Ambos intuían que era preciso lograr que la Cárcel continuara hablando, pues el menor capricho de la voluble crueldad de Incarceron podía arrojarlos al agua gélida; podía abrir conductos que los absorbieran, para introducirlos en las profundidades de los interminables túneles y tuberías de su corazón metálico.

—Eso lo dices tú. —La voz de Incarceron estaba cargada de desdén—. Tú, que no puedes salir de aquí por culpa de tus imperfecciones. Pero ahora el sueño de Sáfico de ver las estrellas es mi sueño, y existe un modo de alcanzarlo. Se trata de un mecanismo secreto, un mecanismo que nadie contemplaba. Me estoy construyendo un cuerpo. Similar al de un hombre pero más grande, una criatura alada. Será alto, bello y perfecto. Sus ojos serán dos esmeraldas y andará, correrá y volará, y en él introduciré mi personalidad y mi poder, de modo que convertiré la Cárcel en una carcasa vacía. Vosotros tenéis la última pieza que necesito para completarlo.

—¿Ah sí?

—Sí, y lo sabéis. He buscado el Guante perdido de mi hijo durante siglos; estaba oculto, incluso para mis ojos. —Se echó a reír, divertido—. Pero ahora, ese tonto de Rix lo ha encontrado. Y lo tenéis aquí.

Keiro miró a Attia muy alarmado. La plataforma de hielo había empezado a flotar, y a su alrededor, la niebla giraba tan deprisa que no veían absolutamente nada del paisaje. Attia creyó que la Cárcel los estaba engullendo de verdad, que se desplazaban hacia las profundidades de su inmensa barriga, como el hombre dentro de la ballena del libro ilustrado de Rix.

Rix. Sus palabras repicaban en la memoria de Attia. «El Arte de la Magia es el arte de la ilusión.»

Las olas se mecían bajo el hielo cada vez más delgado. A lo lejos, en medio de la niebla, vio los eslabones de una cadena gigante, que colgaban hacia abajo. Los estaba arrastrando hacia la cadena. Attia se apresuró a preguntar:

—¿Lo quieres?

—Será mi mano derecha.

Los ojos de Keiro eran de un brillante tono azul. Attia se dio cuenta de qué tramaba en cuanto el chico dijo desafiante:

—Nunca lo conseguirás.

—Hijo mío, ahora mismo podría matarte para conseguirlo…
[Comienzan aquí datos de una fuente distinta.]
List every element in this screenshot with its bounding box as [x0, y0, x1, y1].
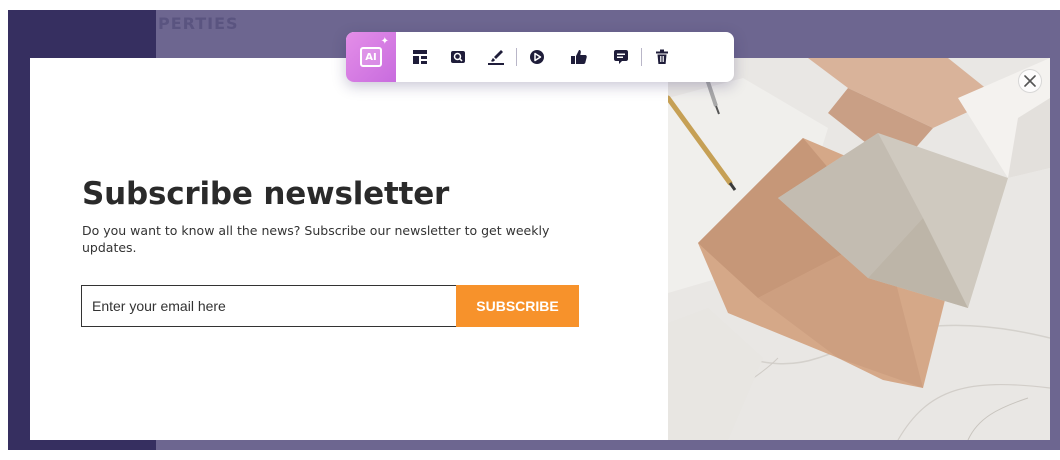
- newsletter-photo: [668, 58, 1050, 440]
- comment-button[interactable]: [605, 32, 637, 82]
- modal-content: Subscribe newsletter Do you want to know…: [82, 176, 602, 256]
- layout-icon: [413, 50, 427, 64]
- play-animation-button[interactable]: [521, 32, 553, 82]
- feedback-like-button[interactable]: [563, 32, 595, 82]
- play-icon: [530, 50, 544, 64]
- newsletter-signup-form: SUBSCRIBE: [81, 285, 579, 327]
- thumbs-up-icon: [571, 50, 587, 64]
- ai-icon: AI: [360, 47, 382, 67]
- preview-icon: [451, 51, 465, 63]
- editor-toolbar: AI ✦: [346, 32, 734, 82]
- modal-description: Do you want to know all the news? Subscr…: [82, 223, 550, 255]
- style-brush-button[interactable]: [480, 32, 512, 82]
- envelopes-illustration: [668, 58, 1050, 440]
- preview-button[interactable]: [442, 32, 474, 82]
- layout-button[interactable]: [404, 32, 436, 82]
- comment-icon: [614, 50, 628, 64]
- toolbar-divider: [641, 48, 642, 66]
- delete-button[interactable]: [646, 32, 678, 82]
- background-heading: PERTIES: [158, 14, 239, 33]
- toolbar-divider: [516, 48, 517, 66]
- ai-assistant-button[interactable]: AI ✦: [346, 32, 396, 82]
- newsletter-modal: Subscribe newsletter Do you want to know…: [30, 58, 1050, 440]
- trash-icon: [656, 49, 668, 64]
- sparkle-icon: ✦: [380, 36, 389, 47]
- subscribe-button[interactable]: SUBSCRIBE: [456, 285, 579, 327]
- email-input[interactable]: [81, 285, 456, 327]
- close-icon: [1024, 75, 1036, 87]
- modal-title: Subscribe newsletter: [82, 176, 450, 212]
- brush-icon: [488, 50, 504, 65]
- modal-close-button[interactable]: [1018, 69, 1042, 93]
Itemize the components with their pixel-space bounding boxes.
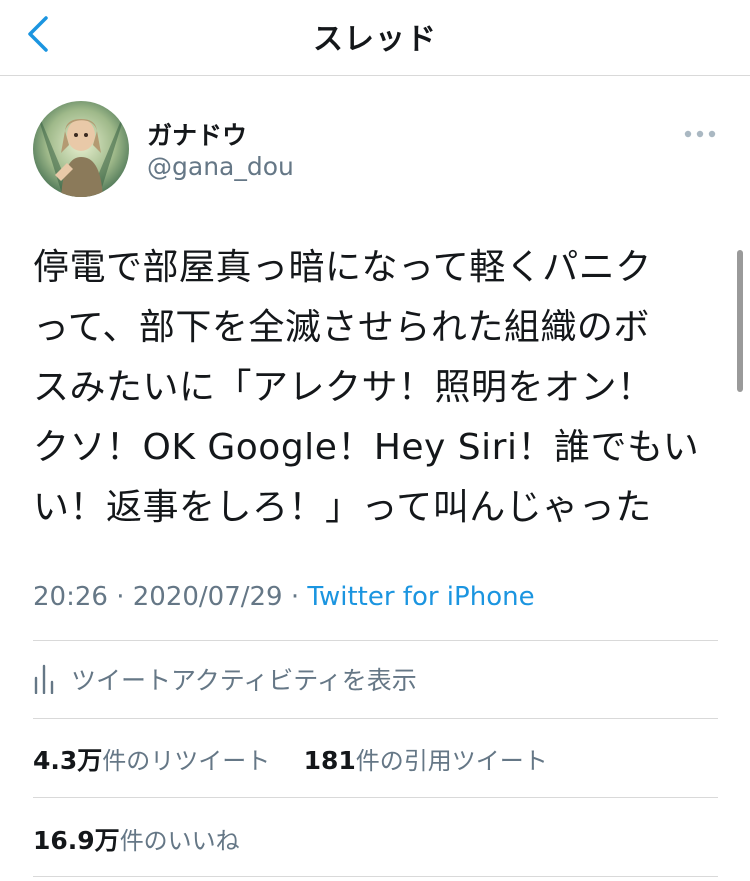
tweet-text-line: 停電で部屋真っ暗になって軽くパニク — [33, 247, 652, 288]
meta-separator: · — [116, 582, 125, 612]
tweet-source-link[interactable]: Twitter for iPhone — [307, 582, 534, 612]
author-display-name[interactable]: ガナドウ — [147, 116, 247, 152]
quotes-stat[interactable]: 181件の引用ツイート — [303, 746, 548, 775]
retweets-stat[interactable]: 4.3万件のリツイート — [33, 746, 271, 775]
bar-chart-icon — [34, 664, 54, 694]
view-tweet-activity-button[interactable]: ツイートアクティビティを表示 — [33, 662, 417, 696]
more-horizontal-icon — [684, 130, 716, 138]
likes-label: 件のいいね — [119, 827, 240, 855]
activity-label: ツイートアクティビティを表示 — [71, 666, 417, 695]
avatar[interactable] — [33, 101, 129, 197]
quotes-label: 件の引用ツイート — [355, 747, 548, 775]
likes-stats-row: 16.9万件のいいね — [33, 821, 240, 857]
divider — [33, 640, 718, 641]
tweet-text-line: スみたいに「アレクサ！照明をオン！ — [33, 367, 654, 408]
page-title: スレッド — [313, 22, 437, 57]
likes-count: 16.9万 — [33, 826, 120, 855]
top-bar: スレッド — [0, 0, 750, 76]
author-handle[interactable]: @gana_dou — [147, 152, 294, 181]
scrollbar[interactable] — [737, 250, 743, 392]
likes-stat[interactable]: 16.9万件のいいね — [33, 826, 240, 855]
tweet-metadata: 20:26 · 2020/07/29 · Twitter for iPhone — [33, 582, 535, 612]
engagement-stats-row: 4.3万件のリツイート 181件の引用ツイート — [33, 741, 548, 777]
divider — [33, 797, 718, 798]
quotes-count: 181 — [303, 746, 356, 775]
tweet-time: 20:26 — [33, 582, 108, 612]
tweet-date: 2020/07/29 — [132, 582, 283, 612]
tweet-text: 停電で部屋真っ暗になって軽くパニク って、部下を全滅させられた組織のボ スみたい… — [33, 238, 723, 538]
divider — [33, 876, 718, 877]
divider — [33, 718, 718, 719]
more-options-button[interactable] — [683, 126, 717, 142]
tweet-text-line: って、部下を全滅させられた組織のボ — [33, 307, 650, 348]
retweets-label: 件のリツイート — [102, 747, 271, 775]
meta-separator: · — [290, 582, 300, 612]
tweet-text-line: い！返事をしろ！」って叫んじゃった — [33, 487, 652, 528]
retweets-count: 4.3万 — [33, 746, 103, 775]
tweet-text-line: クソ！OK Google！Hey Siri！誰でもい — [33, 427, 700, 468]
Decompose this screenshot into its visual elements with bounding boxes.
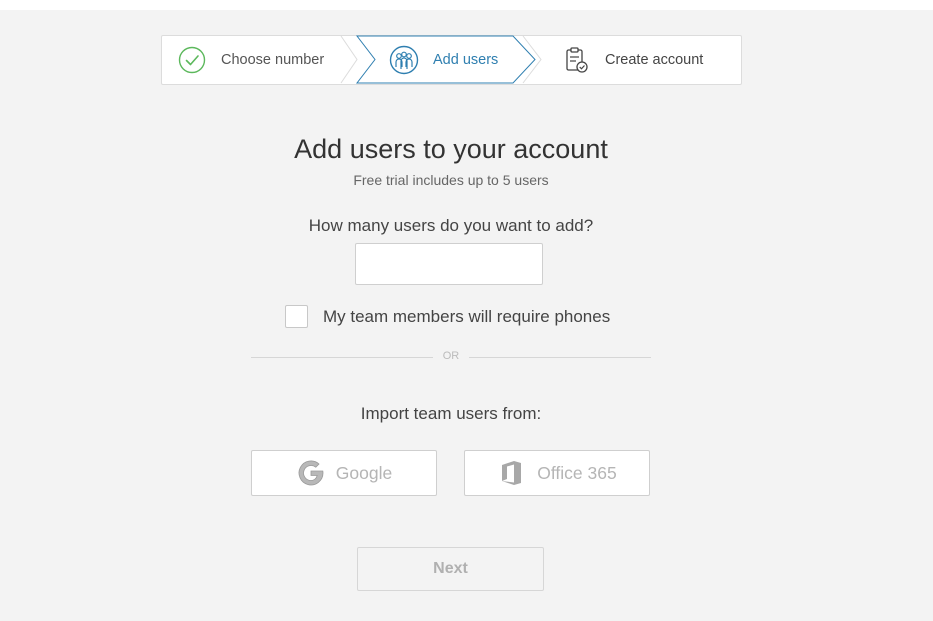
- divider-line-right: [469, 357, 651, 358]
- users-count-question: How many users do you want to add?: [308, 216, 594, 235]
- page-title: Add users to your account: [294, 134, 608, 164]
- users-group-icon: [389, 45, 419, 75]
- office-button-label: Office 365: [537, 462, 617, 483]
- google-icon: [296, 458, 326, 488]
- step-add-users[interactable]: Add users: [389, 35, 498, 84]
- require-phones-label[interactable]: My team members will require phones: [323, 307, 610, 327]
- page-background: Choose number Add users Create account A…: [0, 10, 933, 621]
- step-label: Add users: [433, 51, 499, 68]
- next-button[interactable]: Next: [357, 547, 544, 591]
- or-divider: OR: [251, 350, 651, 366]
- require-phones-row[interactable]: My team members will require phones: [285, 304, 610, 329]
- step-label: Create account: [605, 51, 704, 68]
- page-subtitle: Free trial includes up to 5 users: [353, 172, 549, 188]
- step-label: Choose number: [221, 51, 325, 68]
- google-button-label: Google: [335, 462, 393, 483]
- clipboard-check-icon: [561, 45, 591, 75]
- divider-line-left: [251, 357, 433, 358]
- office-icon: [497, 458, 527, 488]
- users-count-input[interactable]: [355, 243, 543, 285]
- import-office365-button[interactable]: Office 365: [464, 450, 650, 496]
- progress-stepper: Choose number Add users Create account: [161, 35, 742, 85]
- import-label: Import team users from:: [360, 404, 542, 423]
- divider-text: OR: [442, 350, 460, 362]
- step-create-account[interactable]: Create account: [561, 35, 703, 84]
- check-circle-icon: [177, 45, 207, 75]
- import-google-button[interactable]: Google: [251, 450, 437, 496]
- step-choose-number[interactable]: Choose number: [177, 35, 324, 84]
- require-phones-checkbox[interactable]: [285, 305, 308, 328]
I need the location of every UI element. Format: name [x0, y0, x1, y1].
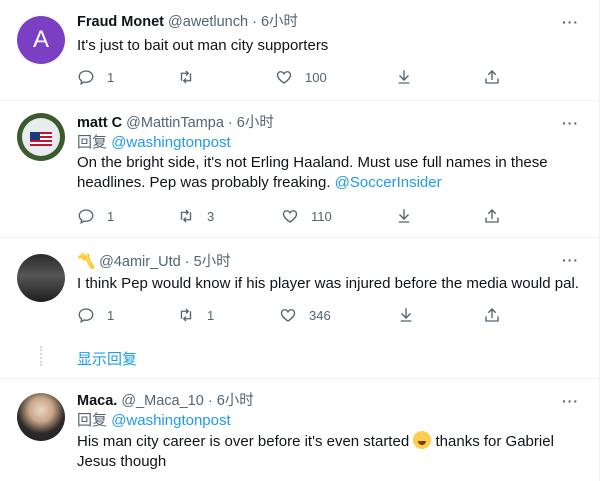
download-icon [400, 308, 412, 322]
reply-feed: A Fraud Monet @awetlunch · 6小时 It's just… [0, 0, 600, 481]
separator-dot: · [227, 115, 233, 131]
reply-icon [78, 70, 94, 86]
show-replies-link[interactable]: 显示回复 [77, 348, 137, 369]
thread-connector [40, 346, 44, 366]
download-icon [398, 70, 410, 84]
tweet-actions: 1 1 346 [77, 306, 507, 326]
reply-prefix: 回复 [77, 134, 108, 151]
tweet-header: matt C @MattinTampa · 6小时 [77, 113, 583, 133]
download-icon [398, 209, 410, 223]
reply-count: 1 [107, 69, 115, 85]
display-name[interactable]: Fraud Monet [77, 14, 164, 30]
tweet-actions: 1 100 [77, 68, 507, 88]
reply-button[interactable]: 1 [77, 68, 114, 86]
share-icon [485, 308, 499, 322]
mention-link[interactable]: @SoccerInsider [335, 174, 442, 191]
share-button[interactable] [483, 207, 501, 225]
display-name[interactable]: matt C [77, 115, 122, 131]
reply-to-link[interactable]: @washingtonpost [111, 412, 230, 429]
tweet-header: 〽️ @4amir_Utd · 5小时 [77, 252, 583, 272]
retweet-icon [180, 308, 192, 322]
like-button[interactable]: 100 [275, 68, 327, 86]
like-icon [280, 309, 296, 322]
retweet-button[interactable] [177, 68, 207, 86]
like-count: 346 [309, 307, 331, 323]
replying-to: 回复 @washingtonpost [77, 133, 583, 153]
reply-button[interactable]: 1 [77, 207, 114, 225]
like-icon [282, 210, 298, 223]
tweet-text: I think Pep would know if his player was… [77, 275, 579, 292]
usa-flag-icon [22, 118, 60, 156]
tweet-body: On the bright side, it's not Erling Haal… [77, 154, 548, 191]
reply-icon [78, 308, 94, 324]
user-handle[interactable]: @awetlunch [168, 14, 248, 30]
more-icon[interactable]: ··· [562, 252, 579, 268]
like-icon [276, 71, 292, 84]
crying-face-emoji [413, 431, 432, 449]
reply-button[interactable]: 1 [77, 306, 114, 324]
separator-dot: · [184, 254, 190, 270]
download-button[interactable] [395, 207, 413, 225]
tweet-header: Fraud Monet @awetlunch · 6小时 [77, 12, 583, 32]
more-icon[interactable]: ··· [562, 393, 579, 409]
tweet[interactable]: 〽️ @4amir_Utd · 5小时 I think Pep would kn… [0, 238, 599, 378]
retweet-button[interactable]: 3 [177, 207, 214, 225]
tweet-body-part-1: His man city career is over before it's … [77, 433, 410, 450]
timestamp[interactable]: 6小时 [217, 393, 254, 409]
share-button[interactable] [483, 306, 501, 324]
download-button[interactable] [397, 306, 415, 324]
share-button[interactable] [483, 68, 501, 86]
tweet-header: Maca. @_Maca_10 · 6小时 [77, 391, 583, 411]
avatar[interactable] [17, 254, 65, 302]
timestamp[interactable]: 6小时 [237, 115, 274, 131]
tweet-text: His man city career is over before it's … [77, 431, 583, 472]
more-icon[interactable]: ··· [562, 115, 579, 131]
tweet[interactable]: A Fraud Monet @awetlunch · 6小时 It's just… [0, 0, 599, 101]
reply-count: 1 [107, 208, 115, 224]
retweet-button[interactable]: 1 [177, 306, 214, 324]
download-button[interactable] [395, 68, 413, 86]
timestamp[interactable]: 6小时 [261, 14, 298, 30]
avatar[interactable] [17, 113, 65, 161]
tweet[interactable]: Maca. @_Maca_10 · 6小时 回复 @washingtonpost… [0, 379, 599, 481]
retweet-icon [180, 70, 192, 84]
like-count: 100 [305, 69, 327, 85]
user-handle[interactable]: @4amir_Utd [99, 254, 181, 270]
retweet-icon [180, 209, 192, 223]
share-icon [485, 209, 499, 223]
more-icon[interactable]: ··· [562, 14, 579, 30]
display-name-emoji[interactable]: 〽️ [77, 254, 95, 270]
reply-count: 1 [107, 307, 115, 323]
separator-dot: · [252, 14, 257, 30]
timestamp[interactable]: 5小时 [194, 254, 231, 270]
separator-dot: · [207, 393, 213, 409]
avatar[interactable]: A [17, 16, 65, 64]
tweet-text: It's just to bait out man city supporter… [77, 37, 329, 54]
reply-icon [78, 209, 94, 225]
avatar[interactable] [17, 393, 65, 441]
tweet-text: On the bright side, it's not Erling Haal… [77, 153, 583, 193]
like-button[interactable]: 110 [281, 207, 332, 225]
retweet-count: 1 [207, 307, 215, 323]
user-handle[interactable]: @_Maca_10 [121, 393, 203, 409]
reply-to-link[interactable]: @washingtonpost [111, 134, 230, 151]
user-handle[interactable]: @MattinTampa [126, 115, 224, 131]
retweet-count: 3 [207, 208, 215, 224]
reply-prefix: 回复 [77, 412, 108, 429]
replying-to: 回复 @washingtonpost [77, 411, 583, 431]
share-icon [485, 70, 499, 84]
tweet-actions: 1 3 110 [77, 207, 507, 227]
like-button[interactable]: 346 [279, 306, 331, 324]
tweet[interactable]: matt C @MattinTampa · 6小时 回复 @washington… [0, 101, 599, 238]
avatar-letter: A [32, 26, 49, 53]
like-count: 110 [311, 208, 332, 224]
display-name[interactable]: Maca. [77, 393, 117, 409]
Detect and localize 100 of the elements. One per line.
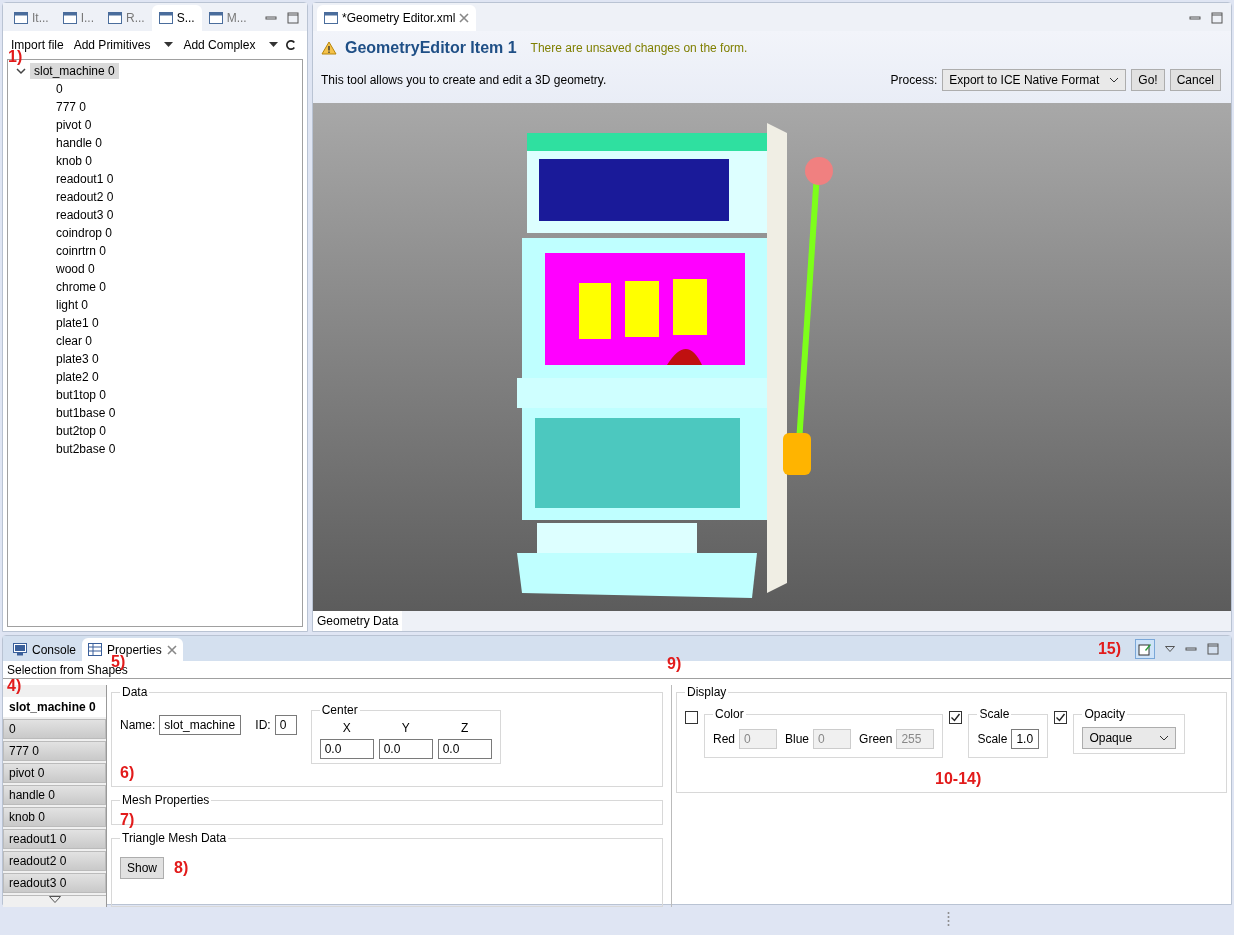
view-tab[interactable]: Console: [7, 638, 83, 661]
shape-list-item[interactable]: handle 0: [3, 785, 106, 805]
form-button[interactable]: Go!: [1131, 69, 1165, 91]
form-button[interactable]: Cancel: [1169, 69, 1221, 91]
shape-list-item[interactable]: readout2 0: [3, 851, 106, 871]
editor-tab[interactable]: *Geometry Editor.xml: [317, 5, 477, 31]
tree-item[interactable]: pivot 0: [52, 117, 96, 133]
input-field[interactable]: slot_machine: [159, 715, 242, 735]
input-field[interactable]: 0: [274, 715, 297, 735]
group-label: Scale: [978, 707, 1011, 721]
view-tab[interactable]: S...: [151, 5, 202, 31]
input-field[interactable]: 0.0: [378, 739, 433, 759]
pencil-icon: [1138, 641, 1152, 656]
axis-label: X: [342, 721, 351, 735]
scroll-down-icon: [48, 896, 61, 903]
shape-list-item[interactable]: 777 0: [3, 741, 106, 761]
axis-label: Z: [461, 721, 469, 735]
caret-icon: [164, 42, 174, 48]
shape-list-item[interactable]: readout3 0: [3, 873, 106, 893]
group-label: Opacity: [1083, 707, 1127, 721]
tree-item[interactable]: knob 0: [52, 153, 97, 169]
dropdown-button[interactable]: Add Primitives: [71, 38, 176, 52]
window-icon: [324, 12, 338, 24]
window-icon: [208, 12, 223, 24]
shape-list-item[interactable]: pivot 0: [3, 763, 106, 783]
tree-item[interactable]: coindrop 0: [52, 225, 117, 241]
grip-icon: [947, 911, 950, 927]
process-dropdown[interactable]: Export to ICE Native Format: [942, 69, 1127, 91]
tree-item[interactable]: wood 0: [52, 261, 99, 277]
tree-item[interactable]: 777 0: [52, 99, 91, 115]
description-text: This tool allows you to create and edit a 3D geometry.: [321, 73, 608, 87]
monitor-icon: [13, 643, 27, 656]
callout-label: 8): [174, 859, 189, 877]
window-icon: [14, 12, 28, 24]
warning-message: There are unsaved changes on the form.: [530, 41, 748, 55]
3d-viewport[interactable]: [313, 103, 1231, 611]
tree-item[interactable]: light 0: [52, 297, 93, 313]
shape-list-item[interactable]: 0: [3, 719, 106, 739]
tree-item[interactable]: but1top 0: [52, 387, 111, 403]
tree-item[interactable]: chrome 0: [52, 279, 111, 295]
shape-list-item[interactable]: knob 0: [3, 807, 106, 827]
checkbox[interactable]: [685, 711, 698, 724]
shape-list-item[interactable]: slot_machine 0: [3, 697, 106, 717]
callout-label: 9): [667, 655, 682, 673]
field-label: Green: [859, 732, 893, 746]
callout-label: 7): [120, 811, 135, 828]
window-icon: [158, 12, 173, 24]
group-label: Center: [320, 703, 359, 717]
view-tab[interactable]: M...: [201, 5, 254, 31]
axis-label: Y: [401, 721, 410, 735]
callout-label: 15): [1097, 639, 1121, 658]
view-tab[interactable]: It...: [7, 5, 56, 31]
view-menu-icon: [1165, 645, 1175, 652]
callout-label: 1): [8, 48, 23, 66]
tree-item[interactable]: readout3 0: [52, 207, 118, 223]
show-button[interactable]: Show: [120, 857, 165, 879]
tree-item[interactable]: but1base 0: [52, 405, 120, 421]
table-icon: [88, 643, 103, 656]
shape-list-item[interactable]: readout1 0: [3, 829, 106, 849]
tree-item[interactable]: readout2 0: [52, 189, 118, 205]
checkbox[interactable]: [949, 711, 963, 724]
maximize-icon: [1207, 642, 1219, 655]
group-label: Triangle Mesh Data: [121, 831, 228, 845]
field-label: Red: [713, 732, 735, 746]
view-tab[interactable]: R...: [101, 5, 152, 31]
opacity-dropdown[interactable]: Opaque: [1082, 727, 1177, 749]
group-label: Display: [686, 685, 728, 699]
callout-label: 4): [7, 677, 22, 695]
field-label: Name:: [120, 718, 156, 732]
tree-item[interactable]: readout1 0: [52, 171, 118, 187]
input-field[interactable]: 0.0: [319, 739, 374, 759]
form-title: GeometryEditor Item 1: [345, 39, 517, 57]
tree-item[interactable]: but2base 0: [52, 441, 120, 457]
input-field[interactable]: 1.0: [1011, 729, 1040, 749]
tree-item[interactable]: handle 0: [52, 135, 107, 151]
callout-label: 10-14): [935, 770, 982, 787]
caret-icon: [269, 42, 279, 48]
field-label: ID:: [255, 718, 271, 732]
editor-page-tab[interactable]: Geometry Data: [313, 611, 403, 631]
warning-icon: [321, 41, 337, 55]
field-label: Blue: [785, 732, 810, 746]
window-icon: [62, 12, 77, 24]
tree-item[interactable]: plate3 0: [52, 351, 103, 367]
dropdown-button[interactable]: Add Complex: [181, 38, 281, 52]
tree-item[interactable]: coinrtrn 0: [52, 243, 111, 259]
tree-item[interactable]: 0: [52, 81, 67, 97]
chevron-icon: [1159, 735, 1170, 741]
group-label: Mesh Properties: [121, 793, 211, 807]
window-icon: [108, 12, 122, 24]
tree-item[interactable]: plate1 0: [52, 315, 103, 331]
close-icon: [166, 644, 177, 655]
tree-item[interactable]: clear 0: [52, 333, 97, 349]
toolbar-button[interactable]: [1135, 638, 1155, 659]
group-label: Data: [121, 685, 149, 699]
tree-item[interactable]: plate2 0: [52, 369, 103, 385]
checkbox[interactable]: [1054, 711, 1068, 724]
tree-item[interactable]: but2top 0: [52, 423, 111, 439]
view-tab[interactable]: I...: [55, 5, 101, 31]
input-field[interactable]: 0.0: [437, 739, 492, 759]
tree-item[interactable]: slot_machine 0: [30, 63, 119, 79]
Keiro tenía el Guante en las manos.

—No antes de que me lo ponga. No antes de que conozca todos tus secretos.

—No.

—¡Mírame!

—¡NO!

Los relámpagos centellearon. La niebla se espesó sobre el caballo y los volvió a todos invisibles a ojos de los demás. La chica agarró a Keiro por el codo, notó su calor a través de la ropa.

—Entonces, tal vez sea el momento de pactar las condiciones. —Keiro era invisible, pero su voz seguía siendo igual de férrea—. Tengo el Guante. Podría ponérmelo. Podría romperlo en cuestión de segundos. Pero si lo quieres, también podría dártelo.

La Cárcel permaneció callada.

Attia notó que Keiro se encogía de hombros.

—Como tú prefieras. Me parece que ésta es la única cosa que no puedes controlar dentro de todo este Infierno. El Guante de Sáfico. Tiene un poder extraño. Perdónanos la vida y muéstranos el camino, y será tuyo. De lo contrario, me lo pondré. ¿Qué puedo perder?